Mais à quoi sert une commission d’enquête si l’infographe de l’affiche, qui n’a pas été chargé du casting, n’a reçu des services de l’Intérieur ni charte graphique ni orientation précise ? Que peut-elle déterminer lorsque  la composition graphique, après quelques épreuves numériques, ait été validée par le Ministre lui-même ou par quelques membres de son cabinet et même pas son responsable de communication ? Dans ce métier tout producteur graphique exige une validation afin d’assurer qu’il est conforme aux souhaits du client en termes de colorimétrie, de placement des textes et images et que le document ne comporte ni fautes d’orthographe, ni fautes de typographie. Il fournira donc une épreuve qui servira à une ultime relecture mais aussi de contrat entre le prestataire et le client, c’est le fameux bon à tirer (BAT). Cette commission d’enquête et, donc, ses réponses empêchent la campagne de s’inscrire dans la dynamique collective souhaitée par le Ministre de l’intérieur. Ça rajoute encore une autre confusion.
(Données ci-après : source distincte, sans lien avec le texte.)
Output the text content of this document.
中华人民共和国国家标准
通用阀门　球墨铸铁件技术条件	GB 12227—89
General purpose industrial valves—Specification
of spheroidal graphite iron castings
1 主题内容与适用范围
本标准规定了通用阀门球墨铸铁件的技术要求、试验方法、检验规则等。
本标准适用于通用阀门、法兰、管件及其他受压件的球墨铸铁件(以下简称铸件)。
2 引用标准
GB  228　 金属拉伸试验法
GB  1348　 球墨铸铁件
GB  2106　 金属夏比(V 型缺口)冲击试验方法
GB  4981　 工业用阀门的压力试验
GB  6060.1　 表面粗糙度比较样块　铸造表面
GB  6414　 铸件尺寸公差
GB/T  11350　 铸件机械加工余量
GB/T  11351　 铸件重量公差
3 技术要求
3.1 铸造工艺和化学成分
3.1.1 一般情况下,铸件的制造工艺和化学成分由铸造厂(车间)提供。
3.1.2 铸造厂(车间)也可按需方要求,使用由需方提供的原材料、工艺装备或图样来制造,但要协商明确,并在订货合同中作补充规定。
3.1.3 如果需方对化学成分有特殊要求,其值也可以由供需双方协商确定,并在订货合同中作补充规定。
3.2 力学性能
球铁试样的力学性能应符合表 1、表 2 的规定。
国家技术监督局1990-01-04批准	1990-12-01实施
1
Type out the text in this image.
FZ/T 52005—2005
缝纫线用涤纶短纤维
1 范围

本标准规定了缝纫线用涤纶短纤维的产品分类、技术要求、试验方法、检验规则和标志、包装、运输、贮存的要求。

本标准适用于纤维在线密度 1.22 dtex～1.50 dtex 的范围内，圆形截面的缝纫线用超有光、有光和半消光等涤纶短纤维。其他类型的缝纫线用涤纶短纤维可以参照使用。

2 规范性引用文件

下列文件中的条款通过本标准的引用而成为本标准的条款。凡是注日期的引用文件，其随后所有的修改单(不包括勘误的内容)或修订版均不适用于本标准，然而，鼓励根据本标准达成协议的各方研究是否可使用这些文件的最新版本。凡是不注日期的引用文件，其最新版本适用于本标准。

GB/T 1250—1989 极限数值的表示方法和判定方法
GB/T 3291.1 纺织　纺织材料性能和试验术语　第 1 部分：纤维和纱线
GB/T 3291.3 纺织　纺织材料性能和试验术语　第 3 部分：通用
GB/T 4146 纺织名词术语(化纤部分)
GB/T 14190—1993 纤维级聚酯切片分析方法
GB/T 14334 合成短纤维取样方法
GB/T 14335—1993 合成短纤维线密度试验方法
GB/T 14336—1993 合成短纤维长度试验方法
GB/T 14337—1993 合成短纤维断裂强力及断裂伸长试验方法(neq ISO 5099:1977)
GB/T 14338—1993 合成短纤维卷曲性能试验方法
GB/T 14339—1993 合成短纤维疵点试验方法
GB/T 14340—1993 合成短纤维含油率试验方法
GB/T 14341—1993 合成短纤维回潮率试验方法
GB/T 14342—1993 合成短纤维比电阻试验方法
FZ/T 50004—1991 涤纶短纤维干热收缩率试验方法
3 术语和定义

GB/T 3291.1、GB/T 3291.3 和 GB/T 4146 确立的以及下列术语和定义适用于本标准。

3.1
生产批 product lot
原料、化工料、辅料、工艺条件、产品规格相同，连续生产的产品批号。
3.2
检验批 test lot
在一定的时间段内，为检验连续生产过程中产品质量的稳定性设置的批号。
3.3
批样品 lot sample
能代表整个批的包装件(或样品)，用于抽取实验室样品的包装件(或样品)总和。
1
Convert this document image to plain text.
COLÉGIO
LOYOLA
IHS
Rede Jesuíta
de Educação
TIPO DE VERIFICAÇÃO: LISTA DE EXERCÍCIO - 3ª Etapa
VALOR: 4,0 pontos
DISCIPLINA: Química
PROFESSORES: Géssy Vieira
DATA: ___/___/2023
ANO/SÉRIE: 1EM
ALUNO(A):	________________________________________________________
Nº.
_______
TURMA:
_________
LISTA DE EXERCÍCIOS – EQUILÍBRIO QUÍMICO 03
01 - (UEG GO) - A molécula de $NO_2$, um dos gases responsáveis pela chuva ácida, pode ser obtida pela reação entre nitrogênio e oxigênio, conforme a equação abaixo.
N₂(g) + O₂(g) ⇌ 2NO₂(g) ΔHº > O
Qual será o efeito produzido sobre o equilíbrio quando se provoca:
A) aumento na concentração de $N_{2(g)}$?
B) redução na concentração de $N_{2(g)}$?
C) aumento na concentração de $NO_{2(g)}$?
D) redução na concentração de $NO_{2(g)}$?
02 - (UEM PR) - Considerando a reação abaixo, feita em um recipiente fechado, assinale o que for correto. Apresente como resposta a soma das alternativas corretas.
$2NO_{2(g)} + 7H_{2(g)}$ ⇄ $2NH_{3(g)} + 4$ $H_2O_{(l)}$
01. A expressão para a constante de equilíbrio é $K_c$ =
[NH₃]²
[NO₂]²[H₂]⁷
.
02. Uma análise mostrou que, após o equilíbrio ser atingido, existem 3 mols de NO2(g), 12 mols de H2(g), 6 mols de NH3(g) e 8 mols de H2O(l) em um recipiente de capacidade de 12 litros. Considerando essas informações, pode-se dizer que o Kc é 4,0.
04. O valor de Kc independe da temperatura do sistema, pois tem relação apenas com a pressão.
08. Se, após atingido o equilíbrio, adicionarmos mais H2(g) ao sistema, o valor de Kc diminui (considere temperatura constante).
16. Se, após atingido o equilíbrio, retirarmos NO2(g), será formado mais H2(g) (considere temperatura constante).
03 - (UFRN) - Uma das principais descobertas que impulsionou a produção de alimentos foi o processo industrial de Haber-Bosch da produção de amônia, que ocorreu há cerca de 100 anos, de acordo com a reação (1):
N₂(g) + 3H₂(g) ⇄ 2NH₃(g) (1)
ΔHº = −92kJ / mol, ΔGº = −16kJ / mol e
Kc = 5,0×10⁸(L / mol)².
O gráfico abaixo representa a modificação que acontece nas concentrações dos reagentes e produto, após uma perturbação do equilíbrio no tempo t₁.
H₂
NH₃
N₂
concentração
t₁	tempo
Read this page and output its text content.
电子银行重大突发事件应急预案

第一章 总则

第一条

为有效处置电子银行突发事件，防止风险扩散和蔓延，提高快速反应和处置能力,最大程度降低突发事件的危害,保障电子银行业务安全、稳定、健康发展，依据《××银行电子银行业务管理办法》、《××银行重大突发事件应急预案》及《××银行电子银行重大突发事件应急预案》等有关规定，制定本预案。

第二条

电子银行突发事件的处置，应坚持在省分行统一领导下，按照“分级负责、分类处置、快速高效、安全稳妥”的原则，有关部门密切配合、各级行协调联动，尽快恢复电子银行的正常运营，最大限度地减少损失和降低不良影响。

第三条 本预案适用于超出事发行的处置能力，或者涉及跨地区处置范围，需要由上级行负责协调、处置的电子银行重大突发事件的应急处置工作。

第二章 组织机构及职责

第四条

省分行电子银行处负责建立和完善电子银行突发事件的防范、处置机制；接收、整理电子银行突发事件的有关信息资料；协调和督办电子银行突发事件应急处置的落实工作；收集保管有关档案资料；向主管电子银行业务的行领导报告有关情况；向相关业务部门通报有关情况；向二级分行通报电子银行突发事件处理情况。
Si le Ministre estime que la sensibilisation au sujet de l’importance de  ces élections constitue un facteur fondamental et que ces élections constituent une étape importante à l’effet de préserver la sécurité et la stabilité de l’Algérie, il aurait dû baser son dispositif sur une stratégie cohérente pour construire des actions de communication  qui font sens auprès des citoyens algériens et ne pas tomber dans ces erreurs d’amateur énoncées ci haut ; car, en faisant le choix de ne pas intégrer la fonction communication dans son top management et de recruter des journalistes pour seulement quêter une visibilité pour soi dans les primes times de télévision, il s’inscrirait de facto dans le mauvais déroulement des élections législatives.